Analysis: A 10th of Climate Change Research Funding Goes to Social Science

Climate march
(Photo: South Bend Voice/Flickr/CC BY-SA 2.0)

Given that the ‘anthro’ in “anthropogenic climate change” refers to humanity’s influence as the primary driver of global warming, it would make sense that spending on climate-change research include healthy funding for social and behavioral scientists.

A new analysis published in the journal Energy Research & Social Science finds that funding for social science climate-change research is not only unhealthy but downright anemic at roughly 10 percent of the total spend. Meanwhile, total spending on climate-change research in total, regardless of discipline, comes to just 5 percent of all competitive research grants funded between 1950 and 2018.

Research into the social science of climate mitigation, a salient subset of climate research, is at 5 percent of the total climate-change research total. That’s 0.12 percent – an eight of a percentage point – of all spending on research, on climate change or anything else, since 1950.

“The funding of climate research appears to be based on the assumption that if natural scientists work out the causes, impacts, and technological remedies of climate change, then politicians, officials, and citizens will spontaneously change their behavior to tackle the problem,” write the paper’s authors, Indra Overland and Benjamin K. Sovacool. “The past decades have shown that this assumption does not hold.”

Overland is with the Norwegian Institute of International Affairs’ Center for Energy Research while Sovacool is at the University of Sussex’s Energy Policy, Science Policy Research Unit.

“Some of the key climate-change puzzles,” the pair argue in “The misallocation of climate research funding,” “are in the realm of the social sciences broadly defined: anthropology, economics, education, international relations, human geography, development studies, legal studies, media studies, political science, psychology, and sociology.
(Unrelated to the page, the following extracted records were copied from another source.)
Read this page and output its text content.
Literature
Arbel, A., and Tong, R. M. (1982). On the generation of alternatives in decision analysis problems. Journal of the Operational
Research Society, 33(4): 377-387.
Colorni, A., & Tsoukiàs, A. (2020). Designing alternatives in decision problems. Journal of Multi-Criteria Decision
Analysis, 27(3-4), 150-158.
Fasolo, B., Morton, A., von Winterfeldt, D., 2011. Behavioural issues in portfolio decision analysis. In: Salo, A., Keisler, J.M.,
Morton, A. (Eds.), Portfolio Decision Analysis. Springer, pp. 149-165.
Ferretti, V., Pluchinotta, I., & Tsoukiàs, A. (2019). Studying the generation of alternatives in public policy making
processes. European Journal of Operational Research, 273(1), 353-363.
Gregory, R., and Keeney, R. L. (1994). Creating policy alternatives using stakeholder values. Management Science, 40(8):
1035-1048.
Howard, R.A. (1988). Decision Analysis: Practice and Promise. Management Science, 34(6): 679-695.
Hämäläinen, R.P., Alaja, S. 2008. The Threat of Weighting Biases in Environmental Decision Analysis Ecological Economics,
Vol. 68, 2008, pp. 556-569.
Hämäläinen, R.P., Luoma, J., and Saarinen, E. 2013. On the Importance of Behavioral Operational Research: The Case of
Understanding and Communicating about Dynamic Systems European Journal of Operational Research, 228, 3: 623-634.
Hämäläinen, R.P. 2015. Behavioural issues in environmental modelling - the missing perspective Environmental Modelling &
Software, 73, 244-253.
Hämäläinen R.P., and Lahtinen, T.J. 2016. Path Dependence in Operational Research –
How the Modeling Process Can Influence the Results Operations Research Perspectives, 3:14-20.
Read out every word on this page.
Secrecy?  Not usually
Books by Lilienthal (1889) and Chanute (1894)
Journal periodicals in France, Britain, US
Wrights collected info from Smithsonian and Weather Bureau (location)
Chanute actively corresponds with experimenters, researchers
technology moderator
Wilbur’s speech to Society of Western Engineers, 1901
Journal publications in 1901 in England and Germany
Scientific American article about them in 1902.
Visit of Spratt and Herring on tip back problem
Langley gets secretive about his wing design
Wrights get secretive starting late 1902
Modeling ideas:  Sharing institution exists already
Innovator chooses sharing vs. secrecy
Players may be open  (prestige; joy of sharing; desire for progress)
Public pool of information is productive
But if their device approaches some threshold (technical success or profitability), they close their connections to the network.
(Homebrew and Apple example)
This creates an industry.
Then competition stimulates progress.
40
Yet, as we find here, these are precisely the fields that receive least funding for climate research.”

They dismiss the idea that the funding imbalance is necessary since climate change is “unproven” science in some eyes. “[C]urrently, climate skepticism has almost no voice in the scientific community and even fossil fuel companies acknowledge anthropogenic climate change. There remains significant climate skepticism among laypeople, including prominent politicians; however, this is not a natural science problem but one of communication, vested interests, and politics—again the realm of the social sciences.”

To make their case, Overland and Sovacool analyzed the dimensions.ai dataset of competitive research grants from 1950 to 2018 (but with reach to 2021) that included 4.3 million awards totaling US$1.3 trillion. The awards came from 332 organizations, such as the U.S. National Science Foundation, national research councils. This covered 37 countries, from major members of the Organization of Economic Cooperation and Development to Brazil, China, India, and Russia. (It did not include basic grants and non-competitive funding, which the authors acknowledge can be common in places like China, France, and Germany.)

Much of the paper details the difficulties of mining this material and the methodological solutions the authors came up with, including using obvious keywords (e.g. “climate change” or “global warming”) and a longer stream of more nuanced keywords to parse the titles and abstracts.

The authors offers some suggestions for the futurecentering on , “Funding for climate mitigation needs to match the magnitude of the threat.” In that vein, they note that the United States alone in 2019 spent $34.8 billion on HIV/AIDS research and treatment, compared to $1.8 billion – since 1990. “If similar efforts were invested into energy and climate social science, they could yield substantial dividends worldwide.” They also call for more coordination and transparency on research funding and alignment on determining – and then examining – the truly key questions.

Their suggestions do not let social scientists themselves off the hook. Overland and Sovacool identified several issues with some of the existing social science research on climate change, such as a lack of rigor and reliability or a poor understanding of natural processes. “Methods were often chosen based on familiarity or specialization of the researchers involved, rather than their suitability for a given research question.” They continue: “Some [research] is caught up in obscure theoretical debates—one assessment identified no less than 96 theories deemed relevant to the fairly narrow topic of the social acceptance of new technologies.”

They close by arguing that properly funding and integrating social science into the issue of climate-change will benefit the cause and social science itself. “Framing climate change more as a global social challenge that cuts across disciplines will expand the scope of research, its ability to offer critical insights, and its social legitimacy among a broader base of stakeholders.”